How do I calculate instantaneous velocity of an object on a curve? [closed]

Question

How can I find the instantaneous acceleration and velocity of an object sliding down a curve?

I know the following information:

• The curve follows the shape of $e^{-ax}$
• The object will always encounter non-negligible forces of weight, normal force, and friction
• a(t) = v'(t) = x"(t)
• objects are all alloys of copper, nickel, and zinc
• the curve is made of sheet aluminum

I only have some knowledge of calculus and physics and I am not sure how to go about solving this problem. If any additional info is needed let me know, I wasn't sure exactly what would be needed.

Note This question involves calculating instantaneous velocity of an object on a curve in 2D at various intervals of time. I attempted using the x and y components to find the average velocity during my first attempt, and also attempted to solve for acceleration using a summation of forces and then integrating a(t) to get v(t) however I was wondering if a) my methodology was correct and b) if there was a more mathematically elegant solution

Answer 1

$$\Delta E=W_{nc}$$

At any point on the curve, considering an infinitesimal displacement $dx$ on the x axis (right hand Cartesian x-y coordinate system), from calculus, we have:

$$dy=f'(x)dx\ ,\ ds=\sqrt{1+f'(x)^2}dx$$

Where $ds$ is the infinitesimal displacement of the curve.

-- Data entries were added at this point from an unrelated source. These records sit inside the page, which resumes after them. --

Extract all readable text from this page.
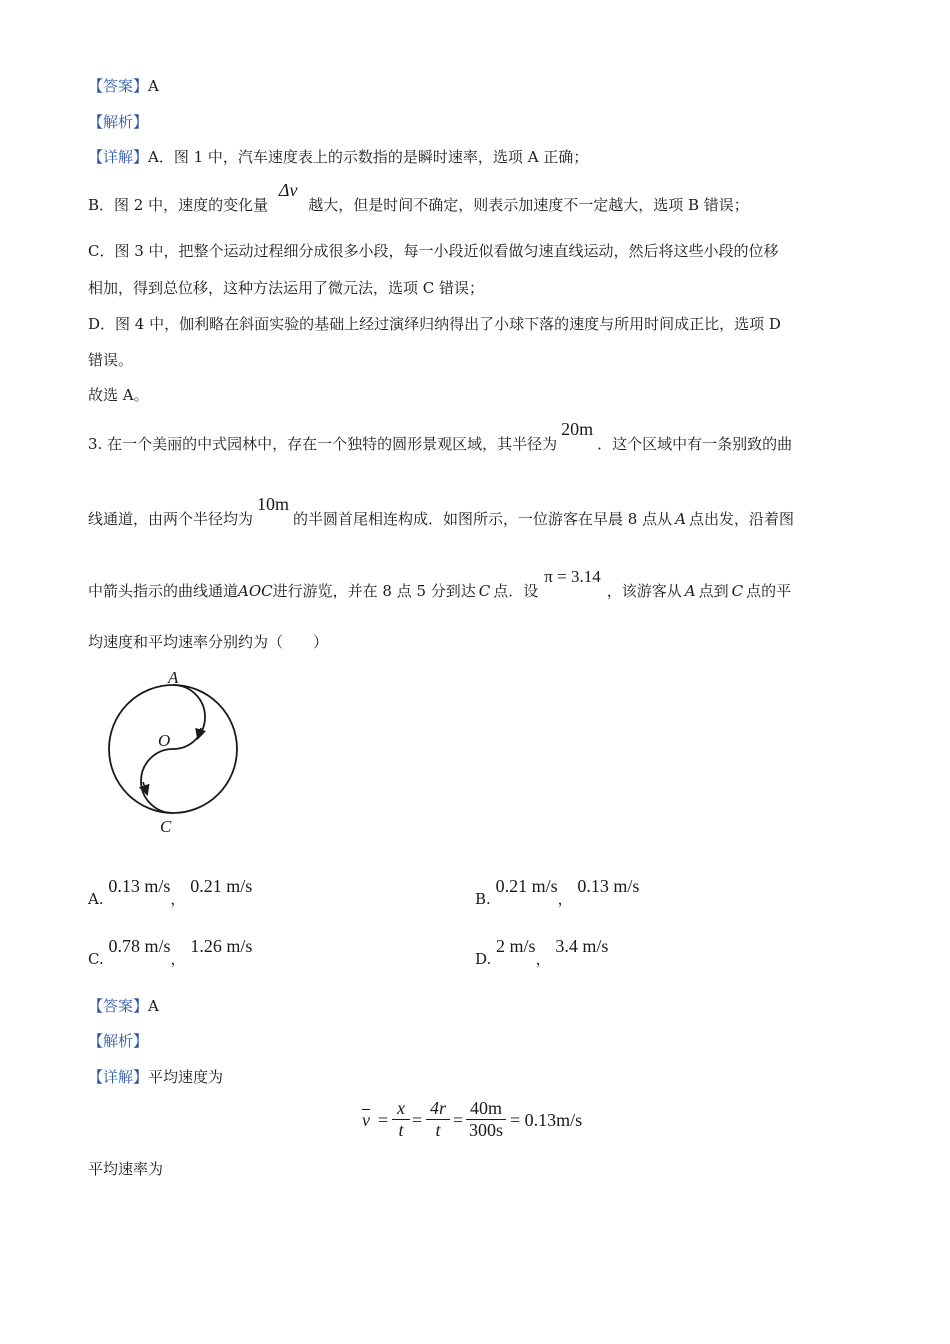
【答案】A
【解析】
【详解】A．图 1 中，汽车速度表上的示数指的是瞬时速率，选项 A 正确；
B．图 2 中，速度的变化量 Δv 越大，但是时间不确定，则表示加速度不一定越大，选项 B 错误；
C．图 3 中，把整个运动过程细分成很多小段，每一小段近似看做匀速直线运动，然后将这些小段的位移
相加，得到总位移，这种方法运用了微元法，选项 C 错误；
D．图 4 中，伽利略在斜面实验的基础上经过演绎归纳得出了小球下落的速度与所用时间成正比，选项 D
错误。
故选 A。
3. 在一个美丽的中式园林中，存在一个独特的圆形景观区域，其半径为20m．这个区域中有一条别致的曲
线通道，由两个半径均为10m的半圆首尾相连构成．如图所示，一位游客在早晨 8 点从 A 点出发，沿着图
中箭头指示的曲线通道AOC进行游览，并在 8 点 5 分到达 C 点．设π = 3.14，该游客从 A 点到 C 点的平
均速度和平均速率分别约为（　　）
A
O
C
A. 0.13 m/s， 0.21 m/s
B. 0.21 m/s， 0.13 m/s
C. 0.78 m/s， 1.26 m/s
D. 2 m/s， 3.4 m/s
【答案】A
【解析】
【详解】平均速度为
$\overline{v} = \frac{x}{t} = \frac{4r}{t} = \frac{40m}{300s} = 0.13m/s$
平均速率为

The work done by friction (The only non-conservative force here) during the displacement $ds$ is:

$$W_{nc}=-\mu ds$$

Where $\mu$ is the coefficient of friction between the ball and the surface of the curve.

The change of Mechanical energy is, then:

$$\Delta E=\frac12 m((v+dv)^2-v^2)-mgdh$$

Where $m$ is the mass of the ball and $dh$ is the infinitesimal (positive) change in height. If we assume:

$$\forall x;f'(x)\lt0$$

Which assures that the ball won't ever jump off the curve, we can say:

$$dh=-dy=-f'(x)dx$$

Then we get:

$$\Delta E=\frac12 md(v^2)+mgf'(x)dx=-\mu \sqrt{1+f'(x)^2}dx=W_{nc}$$

$$d(v^2)=-2\left(\frac{\mu}{m} \sqrt{1+f'(x)^2}+gf'(x)\right)dx$$

---

$$v(x)=\sqrt{-2\int_{x \text{ of start point}}^{x \text{ of end point}}\left(\frac{\mu}{m} \sqrt{1+f'(x)^2}+gf'(x)\right)dx}$$

The above is an explicit expression of $v(x)$.

In your case, $f(x)=e^{-ax}$, so plug in parameters. And give the above expression to Computer (for example Mathematica) to solve it for you numerically.

Done.

Answer 2

You definitely do not want to solve this problem using Lagrangian or Hamiltonian mechanics. Given that you know the coefficient of static friction you can solve for the accelerations in the x and y directions etc.

What is important here is the geometry of the problem. We are interested in the direction tangent to the curve $y = e^{-ax}$, and the direction perpendicular to it. The direction tangent to the curve at point $x$ has the slope $f'(x)$, where $f'(x)$ is the derivative of $f(x)$ with respect to $x$. The direction normal to the curve at point $x$ has the slope $-1/f'(x)$. Now we proceed with Newton's 2nd Law:

$$ F_x = N\sin \theta - f_k \cos \theta, $$ $$ F_y = -mg+N\cos \theta + f_k \sin \theta, $$ where $f_k$ is the force of kinetic friction (given by $N\mu_k$), and $N$ is the normal force. We can solve for the normal force right away summing the forces along the direction perpendicular to the curve to find that $N = mg\cos \theta$. Now all that remains is to find what $\theta$ is. I defined $\theta$ above to be the angle subtending the force of gravity and the direction anti-parallel to the Normal force's direction. Once you do a bit more geometry you will be able to find expressions for $\sin \theta$ and $\cos \theta $ in terms of x. Now substituting these expressions into your 2nd law equations you essentially get: $$ m\ddot{x} = F(x), $$ $$ m \ddot{y} = G(x). $$ The key to solving the first equation is to recognize that $\ddot{x} = \dot{x}(d\dot{x}/dx)$. Using that fact you can solve for the velocity in the x direction as a function of x by just separating the differential equation and integrating. For the 2nd equation you must invert x to y and use the same trick--that is find $H(y)$ such that $m\ddot{y} = G(x) = H(y)$. We then write the double time derivative in y analogously to what we wrote for x and proceed as usual.

Hope I pointed you in a useful direction!